People don’t match this data very well in more than simple results. It’s not hard to know that a particular cohort of trial users is more or less likely to end up as your paid customer. It’s very hard to find out why. 

When you think more like a computer you will start building a model that is easier to feed to a machine learning process.

Imagine this set of steps to evaluate business metrics:

  1. Find a metric you want to affect, like “number of days to close”
  2. Identify the potential inputs for that metric as a hypothesis, like “number of logins in first 7 days”
  3. Find a group of users in a cohort (if you have a 14 day trial, the cohort would last 14 days) and measure the number of logins they have, and whether there is any change or difference between the people who engage with your organization a lot, and the ones who engage and end up buying
  4. Store the data in an easy-to-review place like a Google Spreadsheet.

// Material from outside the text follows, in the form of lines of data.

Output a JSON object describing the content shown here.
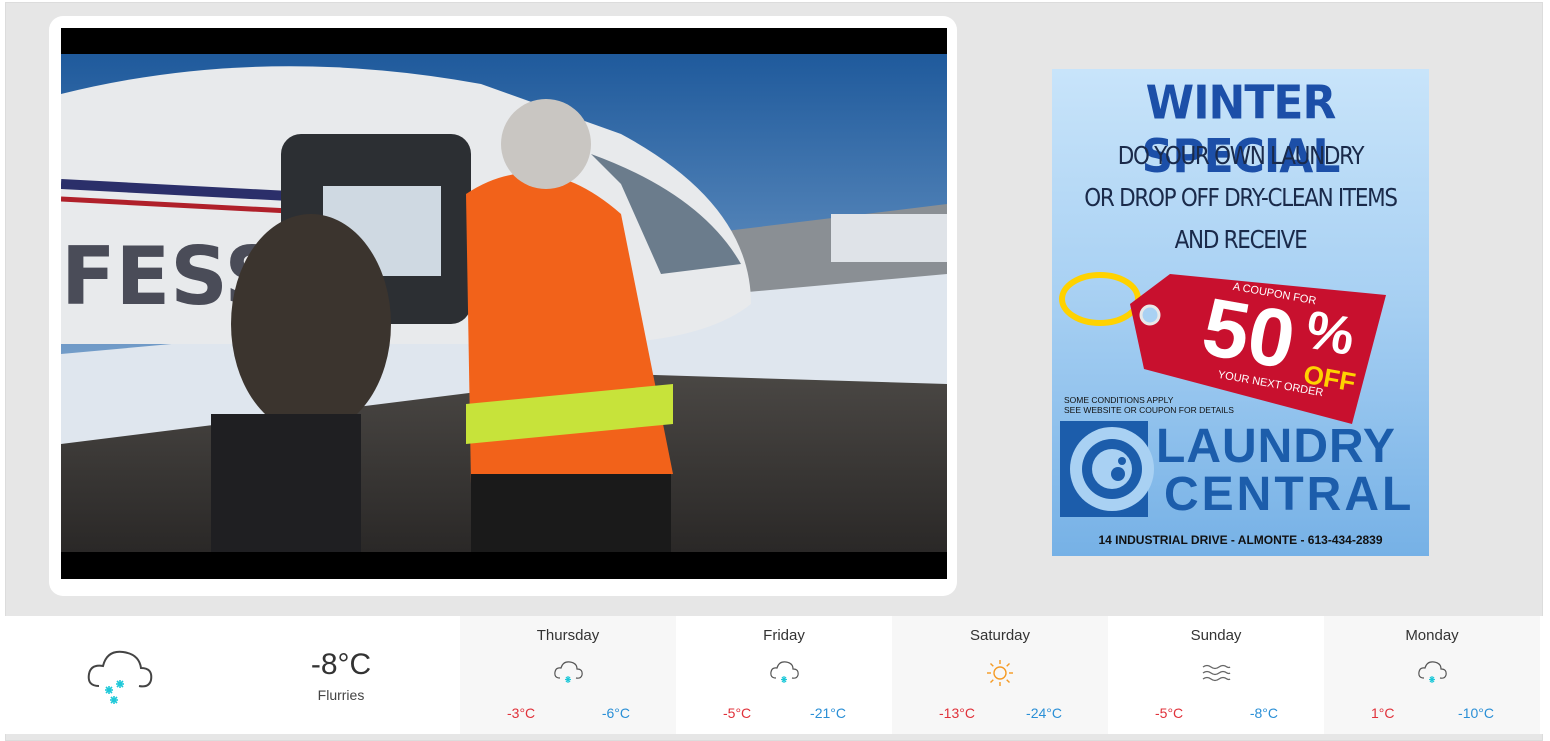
{
  "ad": {
    "title": "WINTER SPECIAL",
    "line1": "DO YOUR OWN LAUNDRY",
    "line2": "OR DROP OFF DRY-CLEAN ITEMS",
    "line3": "AND RECEIVE",
    "coupon_for": "A COUPON FOR",
    "discount": "50",
    "percent": "%",
    "off": "OFF",
    "next_order": "YOUR NEXT ORDER",
    "conditions1": "SOME CONDITIONS APPLY",
    "conditions2": "SEE WEBSITE OR COUPON FOR DETAILS",
    "brand1": "LAUNDRY",
    "brand2": "CENTRAL",
    "address": "14 INDUSTRIAL DRIVE - ALMONTE - 613-434-2839",
    "colors": {
      "title": "#1c4fa8",
      "tag": "#c8102e",
      "brand": "#1c5dab",
      "off": "#ffd200"
    }
  },
  "weather": {
    "current": {
      "icon": "snow-cloud-icon",
      "temp": "-8°C",
      "condition": "Flurries"
    },
    "forecast": [
      {
        "day": "Thursday",
        "icon": "snow-cloud-icon",
        "high": "-3°C",
        "low": "-6°C"
      },
      {
        "day": "Friday",
        "icon": "snow-cloud-icon",
        "high": "-5°C",
        "low": "-21°C"
      },
      {
        "day": "Saturday",
        "icon": "sun-icon",
        "high": "-13°C",
        "low": "-24°C"
      },
      {
        "day": "Sunday",
        "icon": "fog-icon",
        "high": "-5°C",
        "low": "-8°C"
      },
      {
        "day": "Monday",
        "icon": "snow-cloud-icon",
        "high": "1°C",
        "low": "-10°C"
      }
    ],
    "colors": {
      "high": "#e0313a",
      "low": "#2a8fd6",
      "snow": "#1ec8d8",
      "sun": "#f59a23"
    }
  }
}
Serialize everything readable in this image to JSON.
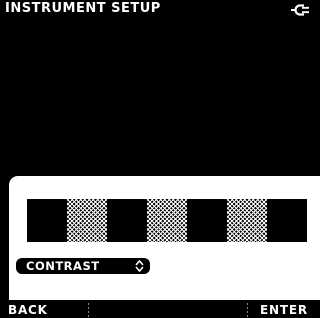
{
  "title_bar": {
    "title": "INSTRUMENT SETUP",
    "power_icon": "power-plug-icon"
  },
  "contrast": {
    "label": "CONTRAST",
    "icon": "up-down-arrows-icon"
  },
  "test_pattern": {
    "bars": [
      "black",
      "gray",
      "black",
      "gray",
      "black",
      "gray",
      "black"
    ]
  },
  "softkeys": {
    "left": "BACK",
    "right": "ENTER"
  }
}
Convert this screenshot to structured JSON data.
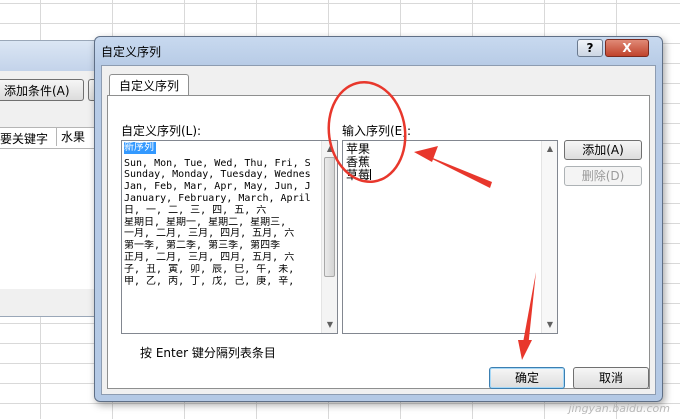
{
  "background_dialog": {
    "add_condition_button": "添加条件(A)",
    "primary_key_label": "要关键字",
    "key_value": "水果"
  },
  "dialog": {
    "title": "自定义序列",
    "help_icon_glyph": "?",
    "close_icon_glyph": "X",
    "tab_label": "自定义序列",
    "custom_lists_label": "自定义序列(L):",
    "list_items": [
      "新序列",
      "Sun, Mon, Tue, Wed, Thu, Fri, S",
      "Sunday, Monday, Tuesday, Wednes",
      "Jan, Feb, Mar, Apr, May, Jun, J",
      "January, February, March, April",
      "日, 一, 二, 三, 四, 五, 六",
      "星期日, 星期一, 星期二, 星期三, ",
      "一月, 二月, 三月, 四月, 五月, 六",
      "第一季, 第二季, 第三季, 第四季",
      "正月, 二月, 三月, 四月, 五月, 六",
      "子, 丑, 寅, 卯, 辰, 巳, 午, 未,",
      "甲, 乙, 丙, 丁, 戊, 己, 庚, 辛,"
    ],
    "selected_index": 0,
    "entries_label": "输入序列(E):",
    "entries": [
      "苹果",
      "香蕉",
      "草莓"
    ],
    "add_button": "添加(A)",
    "delete_button": "删除(D)",
    "hint": "按 Enter 键分隔列表条目",
    "ok_button": "确定",
    "cancel_button": "取消"
  },
  "watermark": "jingyan.baidu.com",
  "colors": {
    "annotation": "#e8372c",
    "selection": "#3399ff"
  }
}
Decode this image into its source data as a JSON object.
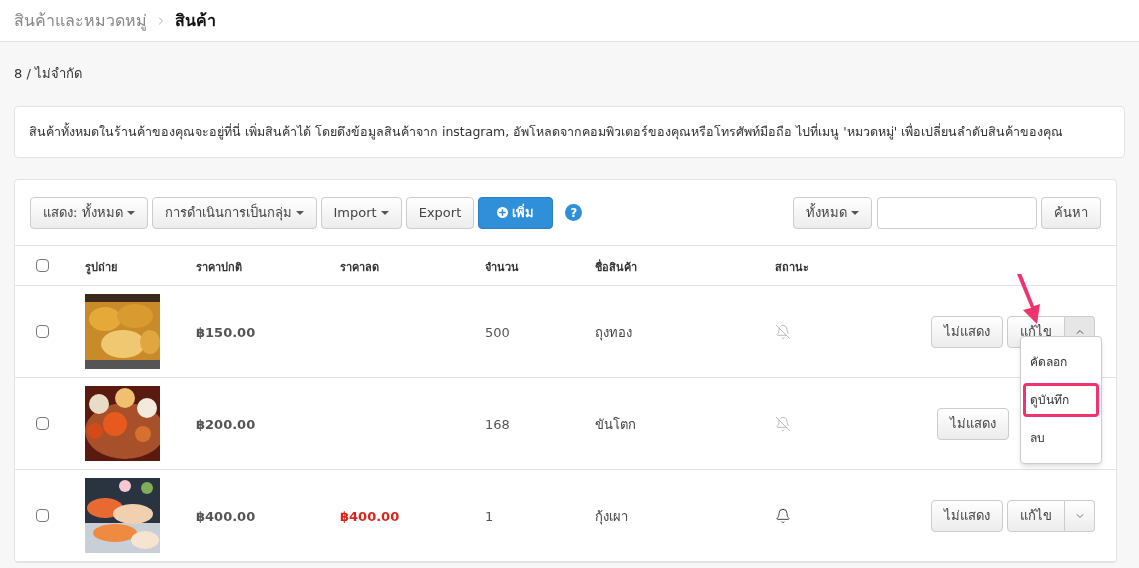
{
  "breadcrumb": {
    "parent": "สินค้าและหมวดหมู่",
    "current": "สินค้า"
  },
  "count": "8 / ไม่จำกัด",
  "info": "สินค้าทั้งหมดในร้านค้าของคุณจะอยู่ที่นี่ เพิ่มสินค้าได้ โดยดึงข้อมูลสินค้าจาก instagram, อัพโหลดจากคอมพิวเตอร์ของคุณหรือโทรศัพท์มือถือ ไปที่เมนู 'หมวดหมู่' เพื่อเปลี่ยนลำดับสินค้าของคุณ",
  "toolbar": {
    "buttons": [
      {
        "label": "แสดง: ทั้งหมด",
        "kind": "dropdown"
      },
      {
        "label": "การดำเนินการเป็นกลุ่ม",
        "kind": "dropdown"
      },
      {
        "label": "Import",
        "kind": "dropdown"
      },
      {
        "label": "Export",
        "kind": "plain"
      },
      {
        "label": "เพิ่ม",
        "kind": "primary"
      }
    ],
    "help": "?",
    "filter": "ทั้งหมด",
    "search_button": "ค้นหา"
  },
  "table": {
    "select_all": false,
    "columns": [
      "รูปถ่าย",
      "ราคาปกติ",
      "ราคาลด",
      "จำนวน",
      "ชื่อสินค้า",
      "สถานะ"
    ],
    "rows": [
      {
        "checked": false,
        "price": "฿150.00",
        "quantity": "500",
        "name": "ถุงทอง",
        "notify": false,
        "hide_button": "ไม่แสดง",
        "edit_button": "แก้ไข",
        "expanded": true,
        "menu": [
          {
            "label": "คัดลอก",
            "highlighted": false
          },
          {
            "label": "ดูบันทึก",
            "highlighted": true
          },
          {
            "label": "ลบ",
            "highlighted": false
          }
        ]
      },
      {
        "checked": false,
        "price": "฿200.00",
        "quantity": "168",
        "name": "ขันโตก",
        "notify": false,
        "hide_button": "ไม่แสดง"
      },
      {
        "checked": false,
        "price": "฿400.00",
        "sale_price": "฿400.00",
        "quantity": "1",
        "name": "กุ้งเผา",
        "notify": true,
        "hide_button": "ไม่แสดง",
        "edit_button": "แก้ไข",
        "expanded": false
      }
    ]
  }
}
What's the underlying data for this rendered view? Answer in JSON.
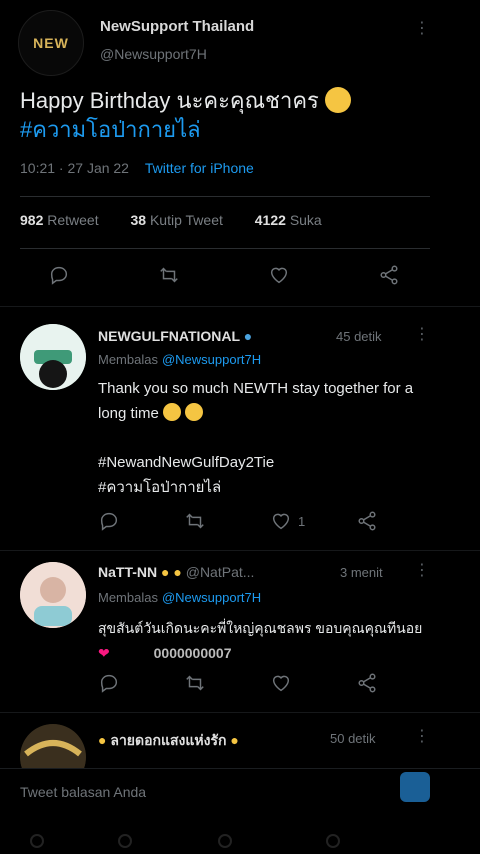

Watch the data for a few cohorts in a row, and use the Google Explore function to see what you learn.

DE-Sheets-Final.gif

What will you learn? Maybe nothing at first, but having the data in a format you can ask questions of will help you to start to see patterns.

In our fictional example you might find that most people who buy your product login at least 4 times during the 14 day trial period, and this observation could lead you to design an experiment to increase the number of logins during the trial period to see whether it has a positive correlation to the sales rate.

Using Reminders As a Hack

The next step (today) might be setting a daily reminder in your voice agent to review the results you’re seeing in each of your cohorts to determine whether there is any movement in the data.

Siri won’t be able to analyze your data (yet), but will help remind you to focus on the same part of your business daily and improve things a little bit at a time.